Haftanın Özeti: Partilerin gündemi seçim halkın gündemi ise yoksulluk

0
238

Odak Dergisi olarak her hafta yazdığımız Haftanın Özeti’ne ilk olarak Türkiye’den gelişmeler ile başlıyoruz.

31 Mart’da yapılacak seçimlere sayılı günler kala seçim çalışmaları her alanda devam ediyor. Muhtarlıktan belediye başkanlığına kadar bütün adaylar alanlarda seçim çalışmalarını anlatıyor. Sosyalist solda ortaklaşma yönünde yapılan bütün iyi niyetli çağrılara ve çabalara rağmen maalesef birlik sağlanmadı. Sağlanamadığı gibi birbirlerine karşı adaylar çıkartıldı. Kadıköy, Gebze ve Hatay’da yaşananları daha önceki özetlerimizde ele almıştık.

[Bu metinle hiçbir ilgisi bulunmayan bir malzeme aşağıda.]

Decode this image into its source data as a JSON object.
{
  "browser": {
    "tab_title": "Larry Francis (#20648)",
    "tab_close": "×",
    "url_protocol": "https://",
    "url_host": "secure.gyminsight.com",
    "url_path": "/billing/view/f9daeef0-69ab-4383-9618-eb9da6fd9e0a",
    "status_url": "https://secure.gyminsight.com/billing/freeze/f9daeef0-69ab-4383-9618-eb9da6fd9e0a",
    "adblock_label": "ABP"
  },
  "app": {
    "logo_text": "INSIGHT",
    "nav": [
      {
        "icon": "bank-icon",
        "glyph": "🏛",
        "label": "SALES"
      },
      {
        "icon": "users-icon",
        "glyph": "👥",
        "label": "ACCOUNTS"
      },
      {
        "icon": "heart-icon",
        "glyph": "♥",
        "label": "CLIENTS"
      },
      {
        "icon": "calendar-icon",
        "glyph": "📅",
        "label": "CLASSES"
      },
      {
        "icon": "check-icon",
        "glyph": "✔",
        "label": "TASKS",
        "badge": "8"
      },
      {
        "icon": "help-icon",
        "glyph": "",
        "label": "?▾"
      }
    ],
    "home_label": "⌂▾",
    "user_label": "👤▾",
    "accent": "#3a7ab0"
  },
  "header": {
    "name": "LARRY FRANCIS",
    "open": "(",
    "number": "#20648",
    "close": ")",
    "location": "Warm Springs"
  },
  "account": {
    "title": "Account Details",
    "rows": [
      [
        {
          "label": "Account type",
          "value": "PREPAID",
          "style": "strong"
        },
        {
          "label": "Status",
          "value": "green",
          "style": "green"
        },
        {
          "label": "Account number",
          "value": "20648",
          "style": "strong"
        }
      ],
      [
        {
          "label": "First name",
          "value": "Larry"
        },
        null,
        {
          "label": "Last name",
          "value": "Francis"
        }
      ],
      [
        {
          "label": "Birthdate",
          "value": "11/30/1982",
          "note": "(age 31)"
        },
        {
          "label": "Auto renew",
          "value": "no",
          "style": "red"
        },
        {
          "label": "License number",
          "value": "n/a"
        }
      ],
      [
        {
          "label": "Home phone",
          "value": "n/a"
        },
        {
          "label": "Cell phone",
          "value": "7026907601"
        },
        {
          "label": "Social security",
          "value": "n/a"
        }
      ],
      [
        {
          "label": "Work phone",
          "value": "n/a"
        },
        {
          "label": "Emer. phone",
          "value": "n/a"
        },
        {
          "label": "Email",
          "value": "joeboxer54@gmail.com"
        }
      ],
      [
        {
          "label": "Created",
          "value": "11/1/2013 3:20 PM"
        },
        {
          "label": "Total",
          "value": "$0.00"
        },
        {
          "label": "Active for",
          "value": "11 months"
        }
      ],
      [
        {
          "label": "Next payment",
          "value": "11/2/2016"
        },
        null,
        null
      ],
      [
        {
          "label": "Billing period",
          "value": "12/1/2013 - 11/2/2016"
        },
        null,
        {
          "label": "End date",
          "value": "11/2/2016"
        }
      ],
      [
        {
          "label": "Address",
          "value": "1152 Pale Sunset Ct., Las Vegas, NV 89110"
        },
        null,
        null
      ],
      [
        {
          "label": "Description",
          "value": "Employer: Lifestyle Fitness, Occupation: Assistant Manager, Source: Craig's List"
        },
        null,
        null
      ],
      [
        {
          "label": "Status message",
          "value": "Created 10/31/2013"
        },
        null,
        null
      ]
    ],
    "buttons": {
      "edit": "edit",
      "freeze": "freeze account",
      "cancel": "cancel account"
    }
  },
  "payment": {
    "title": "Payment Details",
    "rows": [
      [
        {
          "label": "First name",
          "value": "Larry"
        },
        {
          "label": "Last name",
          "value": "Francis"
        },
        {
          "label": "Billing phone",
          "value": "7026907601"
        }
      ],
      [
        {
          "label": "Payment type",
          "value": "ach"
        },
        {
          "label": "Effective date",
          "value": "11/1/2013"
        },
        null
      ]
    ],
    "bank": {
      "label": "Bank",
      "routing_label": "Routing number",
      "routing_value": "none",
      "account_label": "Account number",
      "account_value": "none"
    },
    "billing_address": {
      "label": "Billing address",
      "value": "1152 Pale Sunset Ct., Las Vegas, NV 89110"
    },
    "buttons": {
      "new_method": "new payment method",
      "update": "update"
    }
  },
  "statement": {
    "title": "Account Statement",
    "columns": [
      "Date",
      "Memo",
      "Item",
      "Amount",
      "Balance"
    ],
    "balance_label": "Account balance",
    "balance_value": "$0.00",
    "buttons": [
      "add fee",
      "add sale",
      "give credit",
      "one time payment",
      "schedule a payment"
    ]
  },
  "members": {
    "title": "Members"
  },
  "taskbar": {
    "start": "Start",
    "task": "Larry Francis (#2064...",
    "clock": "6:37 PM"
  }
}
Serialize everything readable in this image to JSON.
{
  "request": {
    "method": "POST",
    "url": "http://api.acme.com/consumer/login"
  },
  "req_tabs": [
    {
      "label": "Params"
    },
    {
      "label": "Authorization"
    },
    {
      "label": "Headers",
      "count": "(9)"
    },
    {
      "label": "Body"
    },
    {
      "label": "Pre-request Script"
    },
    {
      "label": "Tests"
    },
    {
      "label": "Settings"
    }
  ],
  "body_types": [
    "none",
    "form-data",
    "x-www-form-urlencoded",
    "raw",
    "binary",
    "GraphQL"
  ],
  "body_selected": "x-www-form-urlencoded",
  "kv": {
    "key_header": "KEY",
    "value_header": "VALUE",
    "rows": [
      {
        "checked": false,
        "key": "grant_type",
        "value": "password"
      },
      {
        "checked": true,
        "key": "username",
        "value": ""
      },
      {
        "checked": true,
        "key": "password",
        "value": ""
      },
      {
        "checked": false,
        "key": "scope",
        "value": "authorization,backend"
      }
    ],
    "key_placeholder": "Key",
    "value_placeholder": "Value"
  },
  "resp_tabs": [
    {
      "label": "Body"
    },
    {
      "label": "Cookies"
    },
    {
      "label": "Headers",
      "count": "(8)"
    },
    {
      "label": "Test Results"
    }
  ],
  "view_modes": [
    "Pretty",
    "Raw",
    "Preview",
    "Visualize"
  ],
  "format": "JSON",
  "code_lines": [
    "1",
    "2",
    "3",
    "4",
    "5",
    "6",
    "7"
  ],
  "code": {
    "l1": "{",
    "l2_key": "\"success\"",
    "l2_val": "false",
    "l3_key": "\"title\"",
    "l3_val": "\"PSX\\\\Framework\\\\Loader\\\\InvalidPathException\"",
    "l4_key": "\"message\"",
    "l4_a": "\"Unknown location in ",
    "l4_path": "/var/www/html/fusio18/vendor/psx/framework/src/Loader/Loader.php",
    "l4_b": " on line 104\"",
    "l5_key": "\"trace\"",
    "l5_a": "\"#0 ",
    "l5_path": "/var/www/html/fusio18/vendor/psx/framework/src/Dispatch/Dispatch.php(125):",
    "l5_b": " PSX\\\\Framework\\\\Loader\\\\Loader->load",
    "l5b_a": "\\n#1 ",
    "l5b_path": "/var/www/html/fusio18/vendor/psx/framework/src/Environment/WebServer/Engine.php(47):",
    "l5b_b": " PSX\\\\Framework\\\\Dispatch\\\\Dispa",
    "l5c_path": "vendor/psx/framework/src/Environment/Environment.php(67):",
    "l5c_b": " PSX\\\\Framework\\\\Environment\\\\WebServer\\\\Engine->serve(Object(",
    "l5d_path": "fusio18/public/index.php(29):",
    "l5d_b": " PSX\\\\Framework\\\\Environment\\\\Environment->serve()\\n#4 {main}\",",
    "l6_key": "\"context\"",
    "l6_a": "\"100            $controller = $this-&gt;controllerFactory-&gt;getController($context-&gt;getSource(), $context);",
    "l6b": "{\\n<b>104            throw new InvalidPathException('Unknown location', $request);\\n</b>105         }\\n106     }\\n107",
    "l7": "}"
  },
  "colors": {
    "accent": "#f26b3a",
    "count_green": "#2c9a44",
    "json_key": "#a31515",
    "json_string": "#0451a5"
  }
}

Bazı örgütlerin bir taraftan birbirleriyle rekabet ederken diğer taraftan eleştirdikleri CHP ile anlaşmalı aday belirlemeleri ise tartışmalara neden oldu.

CHP ise Kılıçdaroğlu’nun sağcı politikalarını Özgür Özel ve İmamoğlu ile birlikte devam ettiriyor. Özgür Özel bir sonraki cumhurbaşkanlığı seçimlerinde İmamoğlu’nun adaylığı için elinden geleni yapacağını belirtiyor. İstanbul seçimleri bu açıdan baktığımızda İmamoğlu için çok önemli. Belediye başkanı adaylarının da genelde İmamoğlu ve Ankara Belediye Başkanı Mansur Yavaş tarafından belirlendiği görülüyor ki özellikle Ankara’da belediye başkanları adayları genelde eski MHP’li ya da İYİ Partililerden seçildi.

CHP’nin Afyon Belediye Başkanı adayı Burcu Köksal’ın Özgür Özel’in de bulunduğu mitingde DEM partisi hakkında söyledikleri partide geleneksel MHP çizgisine ne denli yaklaşıldığını gösterdi. Köksal mitingde yaptığı konuşmada, “Başkan seçilirsem, belediyenin kapıları DEM Parti hariç herkese açık olacak” dedi. Durumu toparlamaya çalışan Özgür Özel bu ayrımcı ifadenin “dil sürçmesi” olduğunu dile getirse de Köksal “DEM ve HÜDA-PAR ile çalışmayacağım” açıklamaları yayınlayarak yaptığının dil sürçmesinden ibaret olmadığını gösterdi. Başta DEM Parti olmak üzere bir çok kesimden tepkilere yol açan bu ifadelere karşı İmamoğlu, “Ya kendine yeni iş bulsun ya da başka bir parti” diyerek Köksal’ın üstünü çizdi. Köksal’a destek ise aynı zihniyete sahip olan Zafer Partisi lideri Ümit Özdağ’dan geldi. Özdağ Köksal’ı kendi partisine davet etti.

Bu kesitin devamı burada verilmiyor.